Comment 19 Zbigniew Jędrzejewski-Szmek 2025-03-06 20:21:55 UTC
What is the libbpf version? There were some bugs that were only fixed in 1.5.0, but also later backport to 1.4.7.

Comment 20 Justin M. Forbes 2025-03-07 17:58:49 UTC
Want to give https://koji.fedoraproject.org/koji/taskinfo?taskID=129948696 a try?

Comment 21 Jason Montleon 2025-03-07 21:06:59 UTC
Created attachment 2079293 [details]
6.14.0-0.rc5.20250307git00a7d39898c8.47.fc43.x86_64+debug journal

This boots so it is much better. I do still see two cases Invalid offset, but I can't see what module(s) might be causing them. I have uploaded the journal in case someone else can pick it out.
```
Mar 07 15:54:41 fedora kernel: BPF:          type_id=3067 offset=0 size=1
Mar 07 15:54:41 fedora kernel: BPF:  
Mar 07 15:54:41 fedora kernel: BPF: Invalid offset
Mar 07 15:54:41 fedora kernel: BPF: 
```

Comment 22 Chris Murphy 2025-03-11 16:46:34 UTC
Tested fixed in kernel-debug-6.14.0-0.rc6.49.fc42.x86_64, reported fixed in 6.14.0-0.rc5.2a520073e74f.47

Comment 23 Adam Williamson 2025-03-11 16:58:27 UTC
Re-opening for F42 tracking.

Comment 24 Fedora Update System 2025-03-11 16:58:54 UTC
FEDORA-2025-1b8a020e07 (kernel-6.14.0-0.rc6.49.fc42 and kernel-headers-6.14.0-0.rc6.49.fc42) has been submitted as an update to Fedora 42.
https://bodhi.fedoraproject.org/updates/FEDORA-2025-1b8a020e07

Comment 25 Fedora Update System 2025-03-12 01:44:34 UTC
FEDORA-2025-1b8a020e07 has been pushed to the Fedora 42 testing repository.
Soon you'll be able to install the update with the following command:
`sudo dnf upgrade --enablerepo=updates-testing --refresh --advisory=FEDORA-2025-1b8a020e07`
You can provide feedback for this update here: https://bodhi.fedoraproject.org/updates/FEDORA-2025-1b8a020e07

See also https://fedoraproject.org/wiki/QA:Updates_Testing for more information on how to test updates.

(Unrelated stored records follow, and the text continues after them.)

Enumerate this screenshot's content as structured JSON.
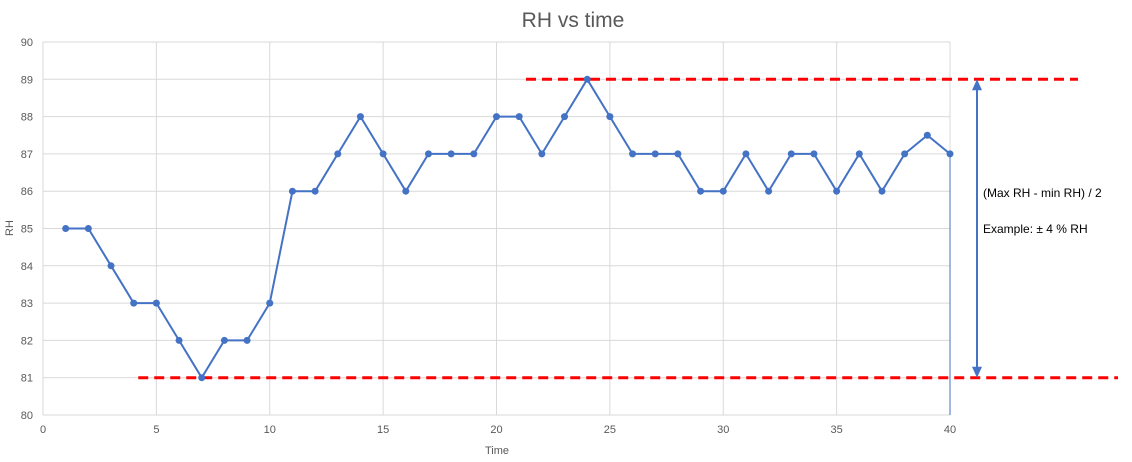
{
  "chart_data": {
    "type": "line",
    "title": "RH vs time",
    "xlabel": "Time",
    "ylabel": "RH",
    "xlim": [
      0,
      40
    ],
    "ylim": [
      80,
      90
    ],
    "xticks": [
      0,
      5,
      10,
      15,
      20,
      25,
      30,
      35,
      40
    ],
    "yticks": [
      80,
      81,
      82,
      83,
      84,
      85,
      86,
      87,
      88,
      89,
      90
    ],
    "grid": true,
    "series": [
      {
        "x": [
          1,
          2,
          3,
          4,
          5,
          6,
          7,
          8,
          9,
          10,
          11,
          12,
          13,
          14,
          15,
          16,
          17,
          18,
          19,
          20,
          21,
          22,
          23,
          24,
          25,
          26,
          27,
          28,
          29,
          30,
          31,
          32,
          33,
          34,
          35,
          36,
          37,
          38,
          39,
          40
        ],
        "y": [
          85,
          85,
          84,
          83,
          83,
          82,
          81,
          82,
          82,
          83,
          86,
          86,
          87,
          88,
          87,
          86,
          87,
          87,
          87,
          88,
          88,
          87,
          88,
          89,
          88,
          87,
          87,
          87,
          86,
          86,
          87,
          86,
          87,
          87,
          86,
          87,
          86,
          87,
          87.5,
          87
        ],
        "color": "#4472C4"
      }
    ],
    "reference_lines": [
      {
        "y": 89,
        "x_start": 21.3,
        "color": "#FF0000",
        "style": "dashed"
      },
      {
        "y": 81,
        "x_start": 4.2,
        "color": "#FF0000",
        "style": "dashed"
      }
    ],
    "annotations": [
      {
        "text": "(Max RH - min RH) / 2"
      },
      {
        "text": "Example: ± 4 % RH"
      }
    ],
    "arrow": {
      "from_y": 89,
      "to_y": 81,
      "color": "#4472C4"
    }
  }
}
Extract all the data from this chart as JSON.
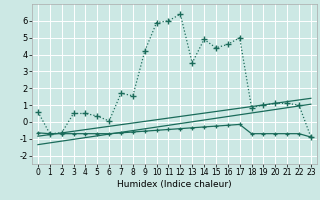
{
  "xlabel": "Humidex (Indice chaleur)",
  "background_color": "#cce8e4",
  "grid_color": "#ffffff",
  "line_color": "#1a6b5a",
  "xlim": [
    -0.5,
    23.5
  ],
  "ylim": [
    -2.5,
    7.0
  ],
  "yticks": [
    -2,
    -1,
    0,
    1,
    2,
    3,
    4,
    5,
    6
  ],
  "xticks": [
    0,
    1,
    2,
    3,
    4,
    5,
    6,
    7,
    8,
    9,
    10,
    11,
    12,
    13,
    14,
    15,
    16,
    17,
    18,
    19,
    20,
    21,
    22,
    23
  ],
  "series1_x": [
    0,
    1,
    2,
    3,
    4,
    5,
    6,
    7,
    8,
    9,
    10,
    11,
    12,
    13,
    14,
    15,
    16,
    17,
    18,
    19,
    20,
    21,
    22,
    23
  ],
  "series1_y": [
    0.6,
    -0.7,
    -0.65,
    0.5,
    0.5,
    0.35,
    0.05,
    1.7,
    1.55,
    4.2,
    5.9,
    6.0,
    6.4,
    3.5,
    4.9,
    4.4,
    4.6,
    5.0,
    0.85,
    1.0,
    1.1,
    1.1,
    1.0,
    -0.9
  ],
  "series2_x": [
    0,
    1,
    2,
    3,
    4,
    5,
    6,
    7,
    8,
    9,
    10,
    11,
    12,
    13,
    14,
    15,
    16,
    17,
    18,
    19,
    20,
    21,
    22,
    23
  ],
  "series2_y": [
    -0.65,
    -0.7,
    -0.7,
    -0.7,
    -0.7,
    -0.7,
    -0.7,
    -0.65,
    -0.6,
    -0.55,
    -0.5,
    -0.45,
    -0.4,
    -0.35,
    -0.3,
    -0.25,
    -0.2,
    -0.15,
    -0.7,
    -0.7,
    -0.7,
    -0.7,
    -0.7,
    -0.9
  ],
  "series3_x": [
    0,
    23
  ],
  "series3_y": [
    -0.85,
    1.4
  ],
  "series4_x": [
    0,
    23
  ],
  "series4_y": [
    -1.35,
    1.05
  ]
}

Comment 26 Lukas Ruzicka 2025-03-12 11:37:06 UTC
The latest update of the debug kernel boots normally.

Comment 27 Fedora Update System 2025-03-15 00:43:43 UTC
FEDORA-2025-1b8a020e07 (kernel-6.14.0-0.rc6.49.fc42 and kernel-headers-6.14.0-0.rc6.49.fc42) has been pushed to the Fedora 42 stable repository.
If problem still persists, please make note of it in this bug report.